Much of the talk among retailers of lab-grown diamonds (LGD) centers on value for money—the fact that consumers are able to get bigger lab-grown diamonds at lower prices than their mined counterparts. But Ben Hakman, managing director of Fire Diamonds, a company that specializes in designing unique diamond cuts using cutting-edge laser sawing and laser marking technologies, thinks the industry has it all wrong.
“There’s a consumer who wants lab-grown diamonds, and it has nothing to do with natural,” he tells JCK. “They’re interested in getting diamonds that are not available in natural.”

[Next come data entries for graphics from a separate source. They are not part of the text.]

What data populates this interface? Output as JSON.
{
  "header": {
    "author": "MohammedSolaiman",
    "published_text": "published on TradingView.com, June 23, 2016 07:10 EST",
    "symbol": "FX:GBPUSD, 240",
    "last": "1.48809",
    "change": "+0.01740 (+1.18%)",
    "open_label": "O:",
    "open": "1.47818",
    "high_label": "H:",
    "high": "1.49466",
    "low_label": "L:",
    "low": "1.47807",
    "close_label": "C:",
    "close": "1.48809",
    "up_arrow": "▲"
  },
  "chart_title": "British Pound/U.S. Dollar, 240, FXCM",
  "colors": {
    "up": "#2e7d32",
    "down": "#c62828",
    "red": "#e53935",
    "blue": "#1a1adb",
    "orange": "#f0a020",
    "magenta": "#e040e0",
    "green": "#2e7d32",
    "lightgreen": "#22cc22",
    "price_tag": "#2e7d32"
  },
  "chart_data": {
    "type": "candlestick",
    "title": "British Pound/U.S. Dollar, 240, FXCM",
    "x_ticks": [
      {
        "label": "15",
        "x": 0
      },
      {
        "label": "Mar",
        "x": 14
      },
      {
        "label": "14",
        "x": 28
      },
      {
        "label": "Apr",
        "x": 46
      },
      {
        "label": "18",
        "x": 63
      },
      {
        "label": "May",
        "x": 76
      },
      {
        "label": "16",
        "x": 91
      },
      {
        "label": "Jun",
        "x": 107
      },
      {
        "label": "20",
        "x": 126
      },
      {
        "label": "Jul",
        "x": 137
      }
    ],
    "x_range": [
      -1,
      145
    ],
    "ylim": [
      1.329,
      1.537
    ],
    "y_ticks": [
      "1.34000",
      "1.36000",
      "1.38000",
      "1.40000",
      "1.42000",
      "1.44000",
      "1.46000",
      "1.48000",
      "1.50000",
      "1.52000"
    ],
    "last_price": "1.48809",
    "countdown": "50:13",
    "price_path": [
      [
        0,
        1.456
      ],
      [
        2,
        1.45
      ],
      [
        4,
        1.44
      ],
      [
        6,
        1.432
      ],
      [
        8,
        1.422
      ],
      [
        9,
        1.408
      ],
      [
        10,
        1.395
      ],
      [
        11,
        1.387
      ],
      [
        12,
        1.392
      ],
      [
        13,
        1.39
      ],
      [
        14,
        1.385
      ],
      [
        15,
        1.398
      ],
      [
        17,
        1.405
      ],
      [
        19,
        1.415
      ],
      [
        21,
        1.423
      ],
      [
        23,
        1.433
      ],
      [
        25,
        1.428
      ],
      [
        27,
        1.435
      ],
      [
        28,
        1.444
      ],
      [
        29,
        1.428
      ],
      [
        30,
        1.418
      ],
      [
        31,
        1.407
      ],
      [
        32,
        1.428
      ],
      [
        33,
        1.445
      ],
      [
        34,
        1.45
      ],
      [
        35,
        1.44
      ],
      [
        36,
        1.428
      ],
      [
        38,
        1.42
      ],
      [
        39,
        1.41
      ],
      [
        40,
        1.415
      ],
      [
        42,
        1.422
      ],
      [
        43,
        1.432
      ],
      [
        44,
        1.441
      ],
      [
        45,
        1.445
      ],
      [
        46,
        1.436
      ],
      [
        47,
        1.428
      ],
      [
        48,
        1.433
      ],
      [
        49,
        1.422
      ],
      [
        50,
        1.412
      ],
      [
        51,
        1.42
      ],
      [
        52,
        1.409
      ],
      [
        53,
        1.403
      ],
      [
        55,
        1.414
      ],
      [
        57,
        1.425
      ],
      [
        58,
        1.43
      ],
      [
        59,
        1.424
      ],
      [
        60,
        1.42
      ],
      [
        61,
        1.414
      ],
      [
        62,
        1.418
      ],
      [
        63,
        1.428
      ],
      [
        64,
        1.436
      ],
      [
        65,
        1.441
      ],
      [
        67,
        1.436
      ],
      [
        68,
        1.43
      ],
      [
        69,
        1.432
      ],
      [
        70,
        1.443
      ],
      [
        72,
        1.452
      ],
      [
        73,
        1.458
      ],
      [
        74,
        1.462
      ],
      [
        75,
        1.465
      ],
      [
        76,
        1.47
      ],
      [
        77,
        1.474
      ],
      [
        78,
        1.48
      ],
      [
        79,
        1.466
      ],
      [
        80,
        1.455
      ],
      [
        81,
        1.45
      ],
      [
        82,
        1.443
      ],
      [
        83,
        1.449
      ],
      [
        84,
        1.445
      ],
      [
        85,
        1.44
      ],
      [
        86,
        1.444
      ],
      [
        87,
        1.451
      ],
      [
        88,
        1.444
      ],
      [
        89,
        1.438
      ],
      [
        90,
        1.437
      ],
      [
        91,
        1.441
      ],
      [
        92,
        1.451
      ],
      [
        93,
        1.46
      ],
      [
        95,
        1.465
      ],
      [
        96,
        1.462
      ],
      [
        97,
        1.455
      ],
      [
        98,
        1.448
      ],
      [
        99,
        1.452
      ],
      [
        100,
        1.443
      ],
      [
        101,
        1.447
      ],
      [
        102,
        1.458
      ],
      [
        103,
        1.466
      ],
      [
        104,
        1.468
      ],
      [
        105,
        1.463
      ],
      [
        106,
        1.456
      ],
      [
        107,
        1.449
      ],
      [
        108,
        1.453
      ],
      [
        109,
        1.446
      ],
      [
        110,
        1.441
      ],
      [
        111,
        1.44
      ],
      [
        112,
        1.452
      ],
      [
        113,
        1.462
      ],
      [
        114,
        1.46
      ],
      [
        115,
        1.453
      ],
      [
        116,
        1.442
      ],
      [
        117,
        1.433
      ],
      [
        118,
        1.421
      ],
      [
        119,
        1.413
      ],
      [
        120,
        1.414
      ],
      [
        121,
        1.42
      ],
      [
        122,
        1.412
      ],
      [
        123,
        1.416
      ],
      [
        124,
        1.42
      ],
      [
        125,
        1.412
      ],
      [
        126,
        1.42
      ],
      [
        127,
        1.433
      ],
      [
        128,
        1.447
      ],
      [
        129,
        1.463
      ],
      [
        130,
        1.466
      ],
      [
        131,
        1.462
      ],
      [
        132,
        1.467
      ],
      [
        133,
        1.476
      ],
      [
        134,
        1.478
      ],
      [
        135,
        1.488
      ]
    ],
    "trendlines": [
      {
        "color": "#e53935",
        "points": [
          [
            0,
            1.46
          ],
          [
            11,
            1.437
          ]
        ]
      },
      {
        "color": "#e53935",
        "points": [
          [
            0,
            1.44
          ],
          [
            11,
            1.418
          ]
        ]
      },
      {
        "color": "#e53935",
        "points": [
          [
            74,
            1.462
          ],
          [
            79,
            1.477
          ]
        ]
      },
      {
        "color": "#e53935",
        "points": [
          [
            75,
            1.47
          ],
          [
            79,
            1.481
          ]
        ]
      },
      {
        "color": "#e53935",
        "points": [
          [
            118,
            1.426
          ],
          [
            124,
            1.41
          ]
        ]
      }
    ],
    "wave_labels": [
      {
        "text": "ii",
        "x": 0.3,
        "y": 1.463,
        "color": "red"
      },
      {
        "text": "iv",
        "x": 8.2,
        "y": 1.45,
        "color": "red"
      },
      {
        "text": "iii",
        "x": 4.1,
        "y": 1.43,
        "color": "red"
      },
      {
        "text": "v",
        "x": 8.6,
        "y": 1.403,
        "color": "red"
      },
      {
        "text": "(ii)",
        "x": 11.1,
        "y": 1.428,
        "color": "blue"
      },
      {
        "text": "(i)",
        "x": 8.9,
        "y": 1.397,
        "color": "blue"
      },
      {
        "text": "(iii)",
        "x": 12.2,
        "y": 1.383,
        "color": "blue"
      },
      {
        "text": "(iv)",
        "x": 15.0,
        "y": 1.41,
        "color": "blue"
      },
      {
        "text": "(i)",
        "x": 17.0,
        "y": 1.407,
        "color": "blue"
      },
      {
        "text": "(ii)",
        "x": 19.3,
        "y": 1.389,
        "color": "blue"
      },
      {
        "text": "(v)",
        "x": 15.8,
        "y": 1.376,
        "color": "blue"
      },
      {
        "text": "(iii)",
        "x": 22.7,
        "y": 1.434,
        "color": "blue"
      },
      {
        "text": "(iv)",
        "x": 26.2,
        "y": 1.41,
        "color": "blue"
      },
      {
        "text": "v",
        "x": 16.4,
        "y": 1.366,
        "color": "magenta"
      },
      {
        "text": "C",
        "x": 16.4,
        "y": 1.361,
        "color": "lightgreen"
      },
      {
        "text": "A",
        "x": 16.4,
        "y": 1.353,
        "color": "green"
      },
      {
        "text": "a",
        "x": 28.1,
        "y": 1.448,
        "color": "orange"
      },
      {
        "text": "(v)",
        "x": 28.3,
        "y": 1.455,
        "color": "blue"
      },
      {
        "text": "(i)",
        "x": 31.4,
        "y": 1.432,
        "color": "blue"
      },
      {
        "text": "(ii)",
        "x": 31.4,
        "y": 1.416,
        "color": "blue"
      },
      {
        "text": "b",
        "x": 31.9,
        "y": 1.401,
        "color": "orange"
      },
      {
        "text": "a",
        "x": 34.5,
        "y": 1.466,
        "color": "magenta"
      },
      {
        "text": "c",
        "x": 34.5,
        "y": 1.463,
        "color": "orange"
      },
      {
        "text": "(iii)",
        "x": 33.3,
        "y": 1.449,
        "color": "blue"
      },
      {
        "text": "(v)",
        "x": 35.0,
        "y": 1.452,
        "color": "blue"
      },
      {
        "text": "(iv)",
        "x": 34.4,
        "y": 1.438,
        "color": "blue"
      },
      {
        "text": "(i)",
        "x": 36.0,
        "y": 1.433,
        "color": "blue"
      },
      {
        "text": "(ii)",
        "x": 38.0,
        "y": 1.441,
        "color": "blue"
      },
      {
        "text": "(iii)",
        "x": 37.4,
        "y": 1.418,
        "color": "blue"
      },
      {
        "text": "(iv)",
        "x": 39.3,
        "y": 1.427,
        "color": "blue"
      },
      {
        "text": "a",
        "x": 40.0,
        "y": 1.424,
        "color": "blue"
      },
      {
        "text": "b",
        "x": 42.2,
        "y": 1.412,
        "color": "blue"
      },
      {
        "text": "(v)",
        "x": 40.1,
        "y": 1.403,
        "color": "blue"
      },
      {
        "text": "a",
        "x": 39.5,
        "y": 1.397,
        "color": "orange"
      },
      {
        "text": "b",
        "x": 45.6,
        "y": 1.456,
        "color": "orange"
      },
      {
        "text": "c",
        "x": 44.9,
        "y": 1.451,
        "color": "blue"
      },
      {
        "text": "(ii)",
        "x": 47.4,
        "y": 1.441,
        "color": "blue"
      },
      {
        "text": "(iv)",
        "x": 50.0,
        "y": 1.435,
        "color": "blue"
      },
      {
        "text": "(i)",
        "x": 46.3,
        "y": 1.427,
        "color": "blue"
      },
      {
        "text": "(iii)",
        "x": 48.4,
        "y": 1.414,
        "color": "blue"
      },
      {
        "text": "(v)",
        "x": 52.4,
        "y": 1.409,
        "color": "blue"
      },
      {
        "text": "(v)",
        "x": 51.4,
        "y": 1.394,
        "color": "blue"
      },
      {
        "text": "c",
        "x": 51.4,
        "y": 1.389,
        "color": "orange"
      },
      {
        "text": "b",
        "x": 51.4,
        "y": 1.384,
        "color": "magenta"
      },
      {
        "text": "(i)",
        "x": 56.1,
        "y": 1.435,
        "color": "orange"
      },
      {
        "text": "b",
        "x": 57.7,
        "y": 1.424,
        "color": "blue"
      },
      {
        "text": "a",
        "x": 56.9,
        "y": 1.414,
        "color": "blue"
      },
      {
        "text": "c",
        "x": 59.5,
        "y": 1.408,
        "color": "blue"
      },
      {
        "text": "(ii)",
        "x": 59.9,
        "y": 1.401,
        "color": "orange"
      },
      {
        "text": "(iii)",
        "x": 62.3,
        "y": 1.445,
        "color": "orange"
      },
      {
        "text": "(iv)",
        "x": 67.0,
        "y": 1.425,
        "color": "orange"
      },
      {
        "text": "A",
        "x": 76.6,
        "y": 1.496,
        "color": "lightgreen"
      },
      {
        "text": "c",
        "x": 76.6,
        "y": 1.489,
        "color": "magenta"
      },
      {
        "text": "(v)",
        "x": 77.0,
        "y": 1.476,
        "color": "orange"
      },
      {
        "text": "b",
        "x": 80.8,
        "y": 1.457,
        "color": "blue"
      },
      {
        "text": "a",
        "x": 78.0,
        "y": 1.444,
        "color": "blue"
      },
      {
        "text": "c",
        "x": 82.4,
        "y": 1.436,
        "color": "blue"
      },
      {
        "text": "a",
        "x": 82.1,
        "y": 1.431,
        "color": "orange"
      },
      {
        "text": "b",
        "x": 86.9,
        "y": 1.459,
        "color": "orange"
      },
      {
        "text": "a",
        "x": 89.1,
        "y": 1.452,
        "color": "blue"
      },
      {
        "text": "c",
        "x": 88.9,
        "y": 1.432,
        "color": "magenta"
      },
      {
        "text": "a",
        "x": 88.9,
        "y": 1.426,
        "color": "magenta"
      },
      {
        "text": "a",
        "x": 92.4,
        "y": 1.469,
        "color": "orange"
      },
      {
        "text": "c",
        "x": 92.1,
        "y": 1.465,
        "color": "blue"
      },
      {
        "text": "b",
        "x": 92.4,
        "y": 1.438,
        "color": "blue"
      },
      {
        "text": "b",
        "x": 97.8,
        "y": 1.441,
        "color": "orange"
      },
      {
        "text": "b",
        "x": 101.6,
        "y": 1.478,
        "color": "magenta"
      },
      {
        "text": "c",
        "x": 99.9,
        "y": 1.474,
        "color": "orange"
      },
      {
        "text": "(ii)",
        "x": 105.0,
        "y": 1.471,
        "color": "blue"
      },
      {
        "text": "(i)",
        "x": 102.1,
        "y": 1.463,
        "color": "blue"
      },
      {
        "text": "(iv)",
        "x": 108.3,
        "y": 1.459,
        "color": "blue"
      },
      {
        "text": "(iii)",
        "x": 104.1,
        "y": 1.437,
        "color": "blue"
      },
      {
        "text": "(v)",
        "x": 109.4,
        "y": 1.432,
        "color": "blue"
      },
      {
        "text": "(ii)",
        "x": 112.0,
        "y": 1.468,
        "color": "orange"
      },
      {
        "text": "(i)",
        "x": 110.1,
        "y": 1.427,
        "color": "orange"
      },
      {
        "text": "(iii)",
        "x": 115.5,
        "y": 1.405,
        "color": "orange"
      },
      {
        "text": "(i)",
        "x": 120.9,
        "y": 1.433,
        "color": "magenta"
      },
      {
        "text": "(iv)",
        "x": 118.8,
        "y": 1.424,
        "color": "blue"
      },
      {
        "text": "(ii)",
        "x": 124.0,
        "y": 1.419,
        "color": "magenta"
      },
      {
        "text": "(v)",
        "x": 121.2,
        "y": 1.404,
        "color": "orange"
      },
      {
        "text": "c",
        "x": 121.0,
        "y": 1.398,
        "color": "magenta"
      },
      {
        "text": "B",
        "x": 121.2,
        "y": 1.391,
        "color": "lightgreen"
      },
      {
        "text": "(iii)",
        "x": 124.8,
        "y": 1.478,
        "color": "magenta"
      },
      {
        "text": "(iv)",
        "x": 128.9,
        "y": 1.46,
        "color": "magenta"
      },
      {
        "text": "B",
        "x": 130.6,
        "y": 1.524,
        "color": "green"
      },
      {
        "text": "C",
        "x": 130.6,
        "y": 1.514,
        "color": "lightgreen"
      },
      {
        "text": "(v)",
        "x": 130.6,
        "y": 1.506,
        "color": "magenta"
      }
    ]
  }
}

Take, for example, a trio of fantastical creations that recently underwent Fire Diamonds’ proprietary color-enhancement process and were graded by IGI, including a 13.2 ct. fancy vivid blue diamond shaped like a hamsa, a 10.16 ct. orangy-red diamond fashioned into a cross, and an 8.96 ct. vivid green diamond that resembles a cannabis leaf.
“I have been designing diamond cuts for 20 years, but until LGD we had no control over the diamond size and color,” Hakman says.
As growers begin to experiment with size, coloration, and cutting techniques, the universe of lab-grown diamonds in fanciful shapes and colors is expanding. Debbie Azar, president of Gemological Science International, says the nature of the CVD process, in which diamonds are grown on flat wafer seed crystals, lends itself to bolder, more experimental designs.
“We’re seeing CVD diamonds in increasingly artistic shapes because laser cutting has advanced what diamond cutters can do, and laboratory-grown material is less risky to experiment with because of the cost factor,” she says.
“When it comes to color, there are no limits!” Azar adds. “Diamond growers are tapped into the science of diamond color and can create whatever color they’d like based on the impurities they add, as well as any post-growth treatments such as irradiation, HPHT processing, and annealing. We have even seen laboratory-grown diamonds that have been intentionally color-zoned to give an ‘ombre-like’ effect!”
Hakman, an industry veteran who crossed over from natural diamonds into the lab-grown category about seven years ago, said even more than creating rare cuts, his focus is on creating high-quality, unique colors, and on “giving the consumer value and an experience they couldn’t have had before, because in the past 20 years anything that was color enhanced was really bad quality.”
“What we’re doing is only the beginning,” he added.